Рыжий ослик, или Превращения (Норбеков, Дорофеев) - страница 24

— Сожалею! — вздохнул Диван-биби. — Но вы, фонарь моей души, забываете, что я — дайди-бродяга.

И сад мой тоже — скиталец! Он не стоит на месте, а кочует со мной. Поэтому всё в нём преображается день ото дня. И пруд меняет очертания, и ручей — русло, и тропинки — направление. А крыса с дикобразом тут вовсе ни при чём!

В кронах деревьев, вперемешку со светляками, мелькали звёзды, тоже небесные скитальцы. Ничего в этом мире не стоит на месте. А если останавливается, то умирает.

— У вас, милейший, чудесная садовая голова, а вы тратите её на всякие глупости. Крысы, дикобразы, засады с фонарями, — говорил дайди, и голос его удалялся. — Хотя могли бы выращивать потихоньку свой собственный сад!

— Как это? — спросил Шухлик, стараясь поспевать за голо-сом.

— Да так! Очень просто! — воскликнул Диван- биби. — Эти звёзды свидетели, — поднял он глаза, — что много лет назад я жил посреди голой пустыни! Ни деревца, ни кустика! Ну, может, пара телеграфных столбов.

Потому что, скажу по секрету, и в сердце моём и в душе была пустыня. Сахро — такое это жёсткое, сухое и безводное слово. А теперь, любезный, как видите, — сад Багишамал! — развёл он руки. — И внутри меня — сад. И вокруг меня — сад. Любой может зайти, напиться из родника и посидеть в тени.

Тихо шелестели в ночи деревья под северным ветерком, будто вторили словам Дивана-биби. А Шухлик навострил уши на садовой своей голове, чтобы ничего не пропустить. Ведь не так уж часто доводится послушать человека, за которым, как верная собачка, ходит целый фруктовый сад.

Корзинка с чувствами

Впрочем, наяву ли всё это происходило, точно не известно. Кажется, Шухлик лишился чувств, стукнувшись о гранатовое дерево. Более того, потерял улыбку и сразу отстал от сада.

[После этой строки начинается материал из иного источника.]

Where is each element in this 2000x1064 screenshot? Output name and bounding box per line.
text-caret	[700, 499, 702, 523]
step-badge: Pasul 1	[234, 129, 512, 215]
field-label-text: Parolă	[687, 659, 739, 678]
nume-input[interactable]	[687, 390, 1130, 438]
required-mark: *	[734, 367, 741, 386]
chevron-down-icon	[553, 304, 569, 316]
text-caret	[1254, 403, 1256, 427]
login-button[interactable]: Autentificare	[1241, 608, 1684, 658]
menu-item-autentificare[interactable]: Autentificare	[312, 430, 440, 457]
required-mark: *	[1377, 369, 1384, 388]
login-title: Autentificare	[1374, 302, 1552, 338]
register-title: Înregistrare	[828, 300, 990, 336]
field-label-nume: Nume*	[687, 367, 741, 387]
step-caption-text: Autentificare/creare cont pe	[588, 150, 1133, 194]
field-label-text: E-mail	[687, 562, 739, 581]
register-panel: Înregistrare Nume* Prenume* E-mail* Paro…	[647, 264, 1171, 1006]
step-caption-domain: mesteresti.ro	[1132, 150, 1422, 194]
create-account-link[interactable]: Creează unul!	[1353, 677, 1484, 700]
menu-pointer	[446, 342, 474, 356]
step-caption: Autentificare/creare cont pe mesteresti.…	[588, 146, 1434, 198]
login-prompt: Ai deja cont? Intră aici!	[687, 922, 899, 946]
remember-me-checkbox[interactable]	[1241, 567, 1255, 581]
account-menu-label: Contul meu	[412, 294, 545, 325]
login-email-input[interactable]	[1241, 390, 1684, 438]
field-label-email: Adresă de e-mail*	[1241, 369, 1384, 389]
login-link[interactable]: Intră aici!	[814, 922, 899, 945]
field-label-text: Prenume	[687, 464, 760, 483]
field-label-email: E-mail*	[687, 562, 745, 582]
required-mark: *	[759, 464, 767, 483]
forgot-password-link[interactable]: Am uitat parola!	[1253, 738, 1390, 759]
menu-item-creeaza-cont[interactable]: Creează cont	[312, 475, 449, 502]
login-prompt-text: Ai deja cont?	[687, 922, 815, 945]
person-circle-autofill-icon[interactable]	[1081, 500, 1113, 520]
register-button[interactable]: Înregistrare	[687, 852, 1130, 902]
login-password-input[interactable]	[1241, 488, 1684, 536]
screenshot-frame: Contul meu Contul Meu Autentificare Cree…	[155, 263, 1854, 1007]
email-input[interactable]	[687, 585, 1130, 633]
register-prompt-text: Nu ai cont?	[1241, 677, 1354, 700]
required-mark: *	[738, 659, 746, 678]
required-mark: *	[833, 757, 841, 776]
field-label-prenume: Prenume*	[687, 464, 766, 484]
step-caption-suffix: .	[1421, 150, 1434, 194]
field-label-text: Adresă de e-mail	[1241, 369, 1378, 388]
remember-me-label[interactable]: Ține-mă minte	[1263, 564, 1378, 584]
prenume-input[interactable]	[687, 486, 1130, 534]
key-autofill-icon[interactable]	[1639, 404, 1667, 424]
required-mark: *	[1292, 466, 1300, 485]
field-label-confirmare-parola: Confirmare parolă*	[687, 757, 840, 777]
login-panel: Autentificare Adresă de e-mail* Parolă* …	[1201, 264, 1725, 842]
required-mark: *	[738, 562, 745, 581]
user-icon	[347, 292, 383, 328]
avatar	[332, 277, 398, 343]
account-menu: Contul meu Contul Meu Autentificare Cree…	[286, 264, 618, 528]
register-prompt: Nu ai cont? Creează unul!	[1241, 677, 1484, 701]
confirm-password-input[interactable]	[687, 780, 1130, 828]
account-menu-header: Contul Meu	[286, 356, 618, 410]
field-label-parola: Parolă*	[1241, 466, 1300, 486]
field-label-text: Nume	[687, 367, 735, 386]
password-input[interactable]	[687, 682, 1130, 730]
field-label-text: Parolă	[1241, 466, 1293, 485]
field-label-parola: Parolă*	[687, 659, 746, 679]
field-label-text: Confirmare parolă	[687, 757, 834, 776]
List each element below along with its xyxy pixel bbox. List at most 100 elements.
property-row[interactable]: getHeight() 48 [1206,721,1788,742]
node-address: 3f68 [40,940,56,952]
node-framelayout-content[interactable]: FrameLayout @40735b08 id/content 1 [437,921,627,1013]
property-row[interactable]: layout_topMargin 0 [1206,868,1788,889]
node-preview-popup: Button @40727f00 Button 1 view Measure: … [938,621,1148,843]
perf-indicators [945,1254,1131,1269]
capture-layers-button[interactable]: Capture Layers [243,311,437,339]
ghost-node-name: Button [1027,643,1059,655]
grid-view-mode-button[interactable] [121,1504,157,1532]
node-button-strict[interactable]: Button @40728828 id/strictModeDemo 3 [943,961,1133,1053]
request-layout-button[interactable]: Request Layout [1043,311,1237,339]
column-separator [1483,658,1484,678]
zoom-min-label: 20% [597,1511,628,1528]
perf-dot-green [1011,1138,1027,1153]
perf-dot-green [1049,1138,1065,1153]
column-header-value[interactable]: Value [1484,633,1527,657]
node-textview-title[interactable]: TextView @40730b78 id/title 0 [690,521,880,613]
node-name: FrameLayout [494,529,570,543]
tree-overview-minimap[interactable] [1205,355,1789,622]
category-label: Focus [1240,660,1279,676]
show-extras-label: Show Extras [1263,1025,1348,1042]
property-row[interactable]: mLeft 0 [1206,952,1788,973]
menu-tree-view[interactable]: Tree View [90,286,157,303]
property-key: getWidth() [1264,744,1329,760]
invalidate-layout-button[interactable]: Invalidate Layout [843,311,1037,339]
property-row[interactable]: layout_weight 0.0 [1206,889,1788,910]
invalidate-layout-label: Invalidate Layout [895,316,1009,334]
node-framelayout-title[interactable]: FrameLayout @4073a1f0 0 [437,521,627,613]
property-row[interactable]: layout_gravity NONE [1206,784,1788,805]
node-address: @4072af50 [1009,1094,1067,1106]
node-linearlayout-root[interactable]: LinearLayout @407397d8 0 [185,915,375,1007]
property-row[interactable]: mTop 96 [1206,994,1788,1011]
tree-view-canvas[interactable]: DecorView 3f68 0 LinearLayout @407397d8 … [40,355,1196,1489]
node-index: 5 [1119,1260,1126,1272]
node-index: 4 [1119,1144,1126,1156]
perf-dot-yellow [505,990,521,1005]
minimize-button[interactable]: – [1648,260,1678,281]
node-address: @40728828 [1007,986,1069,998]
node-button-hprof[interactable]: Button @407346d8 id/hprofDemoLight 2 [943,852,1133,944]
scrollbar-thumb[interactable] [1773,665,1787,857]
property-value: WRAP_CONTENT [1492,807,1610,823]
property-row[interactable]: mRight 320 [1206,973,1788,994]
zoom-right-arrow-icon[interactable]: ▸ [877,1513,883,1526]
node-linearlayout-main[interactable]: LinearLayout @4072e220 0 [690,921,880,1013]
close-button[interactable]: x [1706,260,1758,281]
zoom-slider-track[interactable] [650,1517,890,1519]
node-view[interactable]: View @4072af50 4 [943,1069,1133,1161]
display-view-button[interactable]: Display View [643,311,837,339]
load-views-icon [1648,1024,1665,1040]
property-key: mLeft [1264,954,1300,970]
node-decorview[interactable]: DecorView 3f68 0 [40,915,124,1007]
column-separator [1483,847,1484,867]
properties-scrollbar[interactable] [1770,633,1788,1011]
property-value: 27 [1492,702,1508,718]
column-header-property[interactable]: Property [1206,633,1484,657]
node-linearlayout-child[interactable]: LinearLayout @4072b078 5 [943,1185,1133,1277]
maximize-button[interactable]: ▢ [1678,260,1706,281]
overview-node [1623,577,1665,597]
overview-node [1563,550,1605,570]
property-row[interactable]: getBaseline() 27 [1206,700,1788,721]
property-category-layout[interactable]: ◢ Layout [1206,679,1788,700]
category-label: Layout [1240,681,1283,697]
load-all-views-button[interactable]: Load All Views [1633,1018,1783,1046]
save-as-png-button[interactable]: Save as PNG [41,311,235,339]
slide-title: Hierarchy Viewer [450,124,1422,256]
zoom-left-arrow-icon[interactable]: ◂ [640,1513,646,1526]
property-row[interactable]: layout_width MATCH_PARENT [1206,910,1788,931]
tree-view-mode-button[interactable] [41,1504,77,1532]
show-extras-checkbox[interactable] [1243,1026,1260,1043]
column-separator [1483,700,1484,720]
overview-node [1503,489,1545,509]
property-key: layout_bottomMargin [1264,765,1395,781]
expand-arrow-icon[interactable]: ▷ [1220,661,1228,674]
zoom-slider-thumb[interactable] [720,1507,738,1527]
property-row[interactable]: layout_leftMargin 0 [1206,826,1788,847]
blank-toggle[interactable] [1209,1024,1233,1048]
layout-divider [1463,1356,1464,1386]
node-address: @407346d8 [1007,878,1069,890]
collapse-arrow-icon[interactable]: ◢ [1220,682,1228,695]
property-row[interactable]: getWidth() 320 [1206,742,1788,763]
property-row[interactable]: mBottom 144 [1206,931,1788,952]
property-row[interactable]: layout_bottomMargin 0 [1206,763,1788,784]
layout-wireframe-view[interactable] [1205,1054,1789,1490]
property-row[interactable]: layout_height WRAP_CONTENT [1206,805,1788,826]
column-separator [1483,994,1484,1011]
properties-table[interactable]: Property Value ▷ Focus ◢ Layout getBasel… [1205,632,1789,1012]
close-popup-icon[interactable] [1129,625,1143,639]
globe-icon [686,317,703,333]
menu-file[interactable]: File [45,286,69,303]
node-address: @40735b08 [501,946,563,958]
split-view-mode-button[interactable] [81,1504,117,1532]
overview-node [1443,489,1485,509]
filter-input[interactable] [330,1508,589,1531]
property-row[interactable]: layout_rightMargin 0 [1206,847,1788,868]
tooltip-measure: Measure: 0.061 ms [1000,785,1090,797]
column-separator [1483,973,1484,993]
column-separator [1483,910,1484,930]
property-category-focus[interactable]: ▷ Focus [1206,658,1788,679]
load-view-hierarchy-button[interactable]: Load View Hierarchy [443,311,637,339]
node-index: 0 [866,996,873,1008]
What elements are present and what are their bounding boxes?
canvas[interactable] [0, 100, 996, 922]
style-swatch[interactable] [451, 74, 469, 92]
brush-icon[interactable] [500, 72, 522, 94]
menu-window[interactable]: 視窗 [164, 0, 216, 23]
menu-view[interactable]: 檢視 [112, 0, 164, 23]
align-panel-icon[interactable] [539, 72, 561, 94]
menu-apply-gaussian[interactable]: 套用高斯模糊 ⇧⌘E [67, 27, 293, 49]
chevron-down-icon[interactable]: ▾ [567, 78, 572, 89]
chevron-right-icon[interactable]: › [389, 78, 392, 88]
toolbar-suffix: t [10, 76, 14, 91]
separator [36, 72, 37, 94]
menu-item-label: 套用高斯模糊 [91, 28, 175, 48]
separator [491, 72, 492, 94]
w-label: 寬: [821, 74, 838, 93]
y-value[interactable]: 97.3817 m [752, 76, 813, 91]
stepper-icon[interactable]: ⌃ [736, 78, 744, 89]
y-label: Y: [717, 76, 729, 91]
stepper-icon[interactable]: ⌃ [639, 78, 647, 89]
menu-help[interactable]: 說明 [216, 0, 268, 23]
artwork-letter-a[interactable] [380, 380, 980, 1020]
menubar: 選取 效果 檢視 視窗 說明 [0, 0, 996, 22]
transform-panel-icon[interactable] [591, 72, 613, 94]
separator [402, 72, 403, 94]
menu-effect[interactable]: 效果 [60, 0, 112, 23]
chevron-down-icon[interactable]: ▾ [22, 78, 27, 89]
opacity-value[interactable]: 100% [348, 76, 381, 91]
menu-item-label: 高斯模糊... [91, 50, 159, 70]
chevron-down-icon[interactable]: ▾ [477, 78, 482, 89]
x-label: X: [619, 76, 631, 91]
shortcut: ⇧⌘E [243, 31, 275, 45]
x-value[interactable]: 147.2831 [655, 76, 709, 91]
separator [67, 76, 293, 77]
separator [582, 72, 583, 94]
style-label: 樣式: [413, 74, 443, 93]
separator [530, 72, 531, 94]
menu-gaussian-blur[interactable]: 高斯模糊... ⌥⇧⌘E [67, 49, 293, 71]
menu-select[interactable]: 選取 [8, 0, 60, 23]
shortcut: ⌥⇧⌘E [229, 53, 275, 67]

Несчастный и жалкий брёл он опять по пустыне, собирая, как грибы в корзинку, свои потерянные чувства. Сад Багишамал виднелся неподалёку, но никак не удавалось нагнать его. И Шухлику было так одиноко, что хотелось высказать все печали.

— Горе мне, горе! — сокрушатся он, оглашая пустыню воплями. — Я самый злополучный и невезучий из всех ослов: никому не нужен, никто меня не любит!

— Стыдно так говорить! — не выдержал сад Багишамал. — Тебя любит мама-ослица и лисы, которых ты освободил из плена! Разве этого мало? А ещё тётка Сигир, дядька Бактри и кошка Му-шука.

Но Шухлик не успокаивался:

— Эх, я самый глупый и бездарный осёл на свете! Ничего у меня не получается! Ни на что я c годен, только камни возить!

— Какая чепуха! — отвечал Багишамал. — Ты так умело, так хорошо ухаживаешь за мной! Тебе по силам вырастить среди пустыни свой сад, с которым будешь неразлучен, как черепаха Тошбака со своим домиком.